CENTER – Dr. Jheri-Lynn McSwain has been named the new Texas A&M AgriLife Extension Service 4-H youth development specialist for District 5 effective July 1.
District 5 includes Anderson, Angelina, Cherokee, Gregg, Harrison, Henderson, Houston, Jasper, Marion, Nacogdoches, Newton, Panola, Polk, Rusk, Sabine, San Augustine, Shelby, Smith, Trinity, Tyler, Upshur and Wood counties.
Over her professional career, McSwain has been a fisheries biologist, worked on the National Aeronautics and Space Administration space shuttle project, taught elementary school before becoming principal, and interned as a horticulturist with AgriLife Extension before joining the agency as its family and community health agent for Shelby County.
McSwain has been an AgriLife Extension family and community health agent since 2013. In Shelby County, she acted as the office’s county wellness and 4-H coordinator and supervised its Better Living for Texans program.
She has 18 certifications with AgriLife Extension, Texas Parks and Wildlife, Texas Department of Agriculture, the American Montessori Society and the Texas Department of Health and Human Services, according to her biography.
“I am excited about this new opportunity and to work with the state office, East Region leadership team and District 5 agents to be a resource in the development of youth into productive adult citizens,” she said.

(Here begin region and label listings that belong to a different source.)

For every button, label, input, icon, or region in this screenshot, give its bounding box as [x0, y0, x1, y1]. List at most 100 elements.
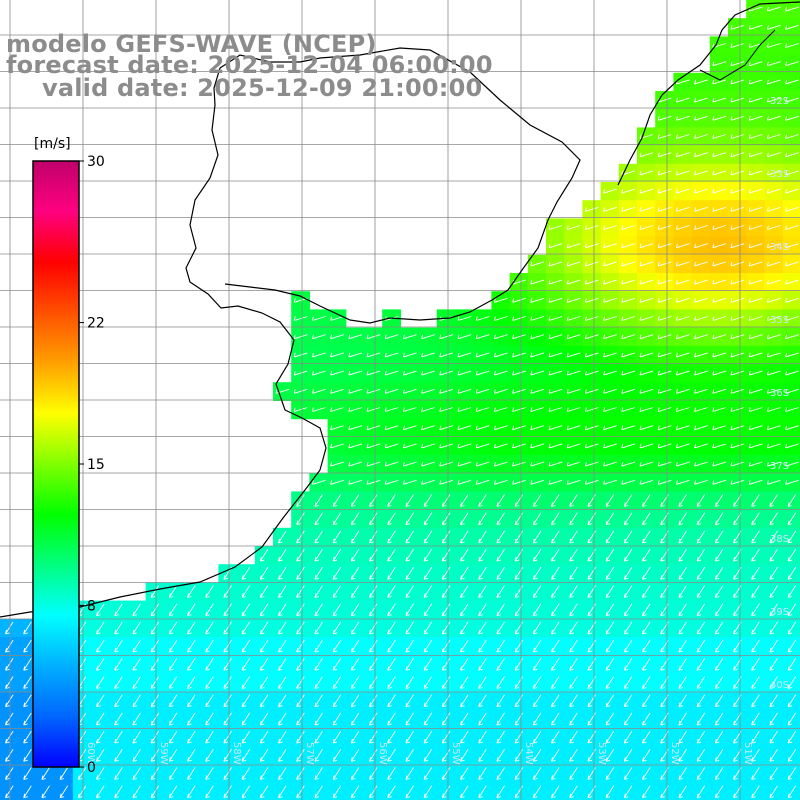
wind-arrow: [623, 639, 633, 653]
wind-arrow: [350, 548, 360, 562]
wind-arrow: [712, 188, 727, 194]
wind-arrow: [639, 479, 654, 485]
wind-arrow: [512, 352, 526, 358]
wind-arrow: [748, 261, 763, 267]
wind-arrow: [678, 694, 687, 708]
wind-arrow: [714, 512, 724, 526]
wind-arrow: [675, 407, 690, 412]
wind-arrow: [694, 425, 708, 431]
wind-arrow: [460, 658, 469, 671]
wind-arrow: [532, 603, 542, 617]
wind-arrow: [348, 352, 363, 358]
wind-arrow: [150, 694, 160, 708]
wind-arrow: [678, 730, 687, 744]
wind-arrow: [405, 530, 414, 544]
wind-arrow: [496, 585, 505, 598]
wind-arrow: [584, 352, 599, 358]
wind-arrow: [423, 548, 433, 562]
wind-arrow: [150, 749, 160, 762]
wind-arrow: [584, 334, 599, 340]
wind-arrow: [330, 352, 344, 358]
wind-arrow: [259, 785, 269, 799]
wind-arrow: [694, 115, 708, 121]
wind-arrow: [384, 461, 399, 467]
wind-arrow: [712, 134, 727, 139]
wind-arrow: [457, 425, 472, 431]
wind-arrow: [259, 694, 269, 708]
latitude-label: 32S: [770, 96, 789, 107]
wind-arrow: [259, 712, 269, 726]
wind-arrow: [441, 767, 451, 780]
wind-arrow: [730, 461, 745, 467]
wind-arrow: [748, 243, 763, 249]
wind-arrow: [748, 479, 763, 485]
wind-arrow: [766, 243, 781, 249]
wind-arrow: [423, 785, 433, 799]
wind-arrow: [769, 567, 778, 580]
wind-arrow: [493, 334, 508, 340]
wind-arrow: [460, 730, 469, 744]
wind-arrow: [514, 676, 524, 689]
wind-arrow: [405, 694, 414, 708]
wind-arrow: [366, 388, 381, 394]
wind-arrow: [769, 676, 778, 689]
wind-arrow: [384, 425, 399, 431]
wind-arrow: [603, 279, 617, 285]
wind-arrow: [150, 767, 160, 780]
wind-arrow: [712, 225, 727, 230]
wind-arrow: [694, 243, 708, 249]
wind-arrow: [678, 639, 687, 653]
wind-arrow: [766, 370, 781, 376]
wind-arrow: [387, 676, 396, 689]
wind-arrow: [766, 115, 781, 121]
wind-arrow: [675, 188, 690, 194]
wind-arrow: [766, 297, 781, 303]
wind-arrow: [369, 658, 378, 671]
wind-arrow: [150, 658, 160, 671]
wind-arrow: [348, 461, 363, 467]
wind-arrow: [241, 749, 251, 762]
wind-arrow: [712, 388, 727, 394]
wind-arrow: [296, 494, 305, 507]
wind-arrow: [114, 694, 123, 708]
wind-arrow: [566, 243, 581, 249]
wind-arrow: [642, 658, 651, 671]
wind-arrow: [766, 134, 781, 139]
wind-arrow: [223, 585, 232, 598]
wind-arrow: [457, 479, 472, 485]
wind-arrow: [187, 694, 196, 708]
wind-arrow: [605, 512, 615, 526]
wind-arrow: [314, 785, 323, 799]
wind-arrow: [296, 548, 305, 562]
wind-arrow: [657, 261, 672, 267]
wind-arrow: [730, 388, 745, 394]
wind-arrow: [551, 749, 560, 762]
wind-arrow: [675, 279, 690, 285]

McSwain earned her bachelor’s degree in wildlife and fisheries from Texas A&M University; master’s degree in education from Baylor University; master’s degree in horticulture from Texas Tech University and doctorate in forestry with an emphasis in educational interpretation and horticulture at Stephen F. Austin University.
McSwain said she hopes to build a cooperative educational environment within communities in her region to train AgriLife Extension personnel and serve youth and adult programming needs.
“As the District 5 4-H youth development specialist, I envision establishing additional corporate-level sponsorships to support youth at the county level, to provide hands-on training for new agents and to work with county extension agents to build positive community relationships, while growing their club enrollment and increasing member diversity.”